Madame Bouju sortait de sa loge reconvertie en logement pour pauvres et nécessiteux prisonniers d'un passé trop désargenté pour fuir l'éradication de leur espèce. Elle avait été successivement au cours de sa pourtant linéaire et casanière carrière : concierge, gardienne puis locataire à titre gracieux en regard des services rendus à moindre coût et tolérée jusqu'à ce que mort s'en suive dans son ex-loge devenue trou à rat. Elle sortait tous les jours comme du temps où son horloge biologique était indexée sur le flux et reflux des ordures de l'immeuble malicieusement parquées en containers. Aujourd'hui, petit plaisir hebdomadaire, le coiffeur. Du haut de son mètre quarante-huit et de son improbable et flamboyante tignasse rouquemoute pour une femme de quatre-vingt-deux ans, dont certains comptaient doubles parce qu'elle avait été bien malade, elle s'élançait deux rues plus loin vers “Pro plus évolution hair style coiffure style 3000” impeccablement tenu depuis un quart de siècle par Rachel-Leslie Fernandez-Benguigui. A peine assise, et les derniers “gorets couineurs”, aperçus la veille dans la lucarne magique, apprentis chanteurs, aspirant à une vie de startelette, évalués, soupesés par ces dames et jetés au panier ou repêchés pour la prochaine émission radioactive, madame Bouju s'enflammait pour le dernier “Maigret” diffusé et longtemps infusé.
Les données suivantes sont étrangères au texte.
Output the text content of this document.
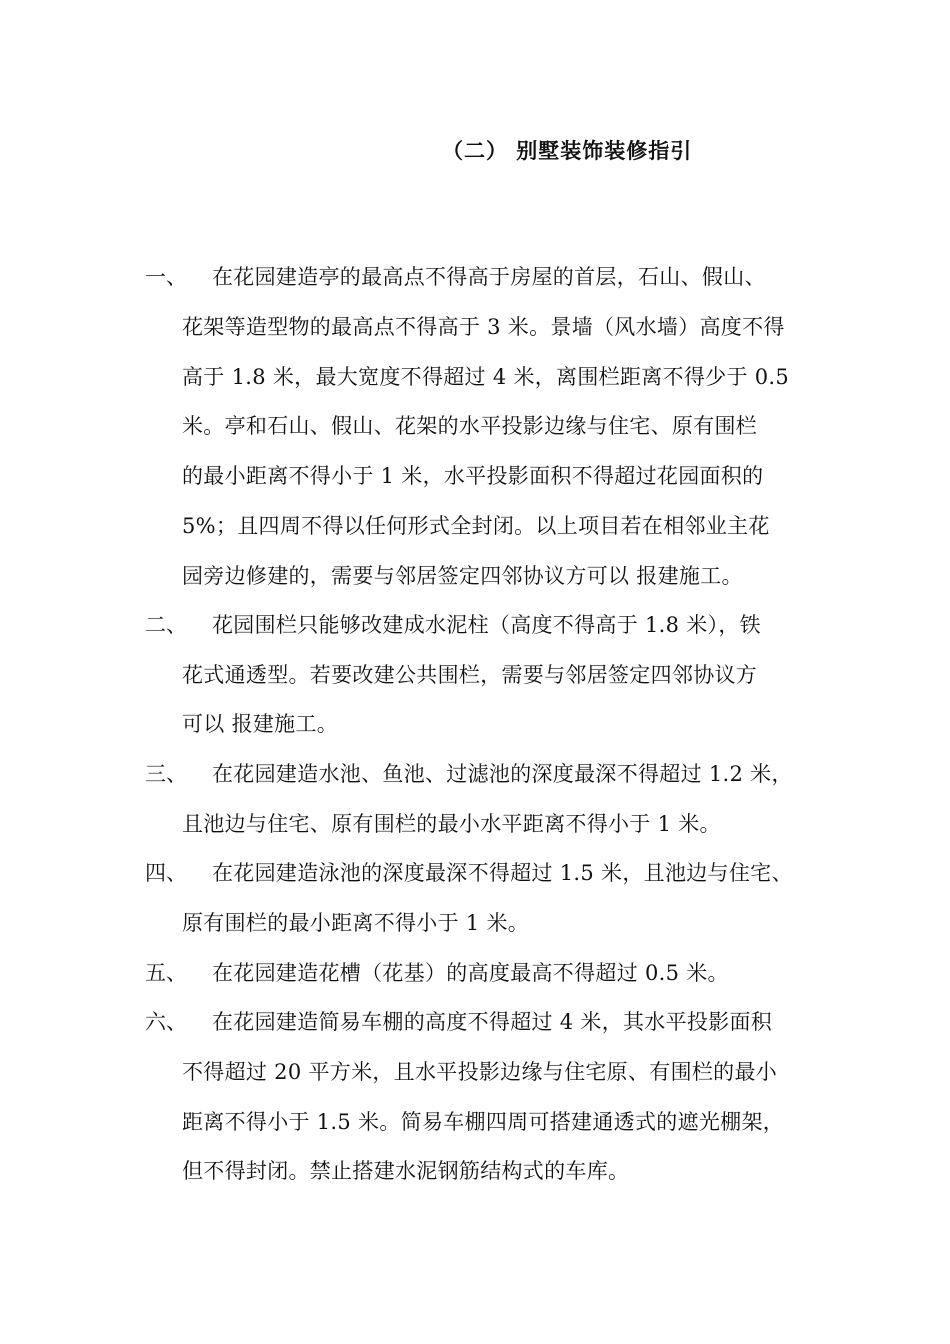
（二） 别墅装饰装修指引
一、 在花园建造亭的最高点不得高于房屋的首层，石山、假山、
花架等造型物的最高点不得高于 3 米。景墙（风水墙）高度不得
高于 1.8 米，最大宽度不得超过 4 米，离围栏距离不得少于 0.5
米。亭和石山、假山、花架的水平投影边缘与住宅、原有围栏
的最小距离不得小于 1 米，水平投影面积不得超过花园面积的
5%；且四周不得以任何形式全封闭。以上项目若在相邻业主花
园旁边修建的，需要与邻居签定四邻协议方可以 报建施工。
二、 花园围栏只能够改建成水泥柱（高度不得高于 1.8 米），铁
花式通透型。若要改建公共围栏，需要与邻居签定四邻协议方
可以 报建施工。
三、 在花园建造水池、鱼池、过滤池的深度最深不得超过 1.2 米，
且池边与住宅、原有围栏的最小水平距离不得小于 1 米。
四、 在花园建造泳池的深度最深不得超过 1.5 米，且池边与住宅、
原有围栏的最小距离不得小于 1 米。
五、 在花园建造花槽（花基）的高度最高不得超过 0.5 米。
六、 在花园建造简易车棚的高度不得超过 4 米，其水平投影面积
不得超过 20 平方米，且水平投影边缘与住宅原、有围栏的最小
距离不得小于 1.5 米。简易车棚四周可搭建通透式的遮光棚架，
但不得封闭。禁止搭建水泥钢筋结构式的车库。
Elle faisait semblant de lire son magazine préféré sans lunettes mais pouvait uniquement déchiffrer les grosses lettres et restait perplexe devant le titre du prochain “Kojak contre les œufs durs”. Décidément Radio Télé Luxembourg osait toutes les audaces là “où beaucoup de chaînes du câble”, qu'elle n'avait pas, “n'apportaient rien de neuf” et se promettait de “résilier son abonnement et de rendre le morceau de câble qui entrait chez elle”. Depuis le temps qu'elle n'avait plus eu de vie de femme, personne ne semblait évaluer l'ampleur du sacrifice. Aucune ne releva, elle le replacerait.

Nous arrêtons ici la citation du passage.